En plus de la captivité, les défenseurs des animaux se sont penchés de plus près sur les conditions de dressage des animaux. Afin de pouvoir faire des tours qui semblent « incroyables », les animaux sont battus sans scrupule jusqu’à ce qu’ils deviennent totalement dociles. Vous trouverez de nombreuses vidéos à ce sujet si vous avez envie de vous faire votre propre idée, mais sachez qu’il est préférable d’avoir l’estomac solide. Outre les conditions de dressage particulièrement alarmantes, il est important de prendre en compte que les animaux seront forcés de faire des choses qui sont totalement contre-natures pour eux.

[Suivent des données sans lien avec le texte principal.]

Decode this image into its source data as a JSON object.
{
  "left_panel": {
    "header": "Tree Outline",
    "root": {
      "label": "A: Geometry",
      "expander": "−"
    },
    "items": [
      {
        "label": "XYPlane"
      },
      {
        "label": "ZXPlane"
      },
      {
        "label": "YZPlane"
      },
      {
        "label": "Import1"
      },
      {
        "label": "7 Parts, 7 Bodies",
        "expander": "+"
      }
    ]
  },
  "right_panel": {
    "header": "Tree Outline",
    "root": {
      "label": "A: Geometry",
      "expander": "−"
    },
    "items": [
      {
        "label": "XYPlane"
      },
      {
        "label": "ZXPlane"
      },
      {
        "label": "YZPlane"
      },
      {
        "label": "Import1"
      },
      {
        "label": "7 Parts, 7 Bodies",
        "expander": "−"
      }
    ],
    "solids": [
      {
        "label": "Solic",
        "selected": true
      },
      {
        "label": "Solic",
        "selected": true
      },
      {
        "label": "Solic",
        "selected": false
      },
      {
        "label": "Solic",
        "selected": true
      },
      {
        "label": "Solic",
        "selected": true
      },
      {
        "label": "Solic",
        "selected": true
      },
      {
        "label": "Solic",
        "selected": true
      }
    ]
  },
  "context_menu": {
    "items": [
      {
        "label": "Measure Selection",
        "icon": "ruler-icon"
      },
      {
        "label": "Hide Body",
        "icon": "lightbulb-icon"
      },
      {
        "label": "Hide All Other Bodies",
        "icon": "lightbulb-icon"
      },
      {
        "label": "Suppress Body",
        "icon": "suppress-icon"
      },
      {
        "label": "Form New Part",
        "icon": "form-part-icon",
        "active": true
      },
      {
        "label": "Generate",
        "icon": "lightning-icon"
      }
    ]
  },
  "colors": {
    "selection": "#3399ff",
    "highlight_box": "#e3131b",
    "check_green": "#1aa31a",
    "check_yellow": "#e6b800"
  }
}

Les spécialistes des animaux ont d’ailleurs relevé que les animaux qui étaient utilisés dans les cirques présentaient d’importants troubles du comportement et des attitudes qui témoignaient d’un fort niveau de stress. Parmi ces comportements alarmants on retrouve le fait que les ours et les fauves ne cessent de se tourner dans leur cage ou bien le fait que les éléphants ont tendance à se balancer d’un pied sur l’autre. Ces comportements sont considérés comme leur seul et unique moyen d’évacuer la frustration provoquées par des conditions de vie à l’opposé de leurs besoins. Un zoologue du nom de Fred Kurt est d’ailleurs venu affirmer que le comportement des éléphants qui était observé dans les cirques pouvait s’apparenter à de la folie humaine.

 

Des problèmes de sécurité flagrants

La rubrique fait-divers est parfois alimentée par des histoires d’animaux, issus de cirque, qui ont réussi à s’échapper et terrorisaient les habitants d’une ville. En effet, il n’est pas toujours rassurant de croiser un tigre ou un lion lorsque l’on se promène en ville. De plus, il n’est pas non plus rare de voir d’autres animaux attachés ou exposés à la vue de tous. Certains d’entre eux sont tout simplement attachés au bord de la route sans eaux ni nourriture. Certaines personnes curieuses n’hésitent pas à les approcher au péril de leur vie.

 

Quel est l’avenir de ces animaux ?

Que deviennent donc ces animaux un fois qu’ils ne sont plus en capacité de faire du spectacle et donc de générer du profit ? Il n’est pas rare de voir des animaux de cirques, devenus trop vieux, tués (dans des conditions plus que douteuses) puis vendus à des taxidermistes. Cette pratique est particulièrement courante pour les fauves ou bien encore pour les ours. Concrètement, après avoir passé une vie de calvaire, ces animaux finiront empaillés ou bien en tapis (comme si ce qu’ils avaient subis n’était pas déjà suffisamment humiliant). Certains cirques avancent l’argument que les animaux trop vieux finissent dans des zoos, mais la réalité est tout autre. En effet, ce genre de pratique est particulièrement rare.

 

Dans tous les cas, si vous cherchez une « happy-end », ce n’est certainement pas dans les cirques animaliers que vous la retrouverez. Pour le bien des animaux, il est essentiel de boycotter les représentations qui mettent en scène des animaux sauvages.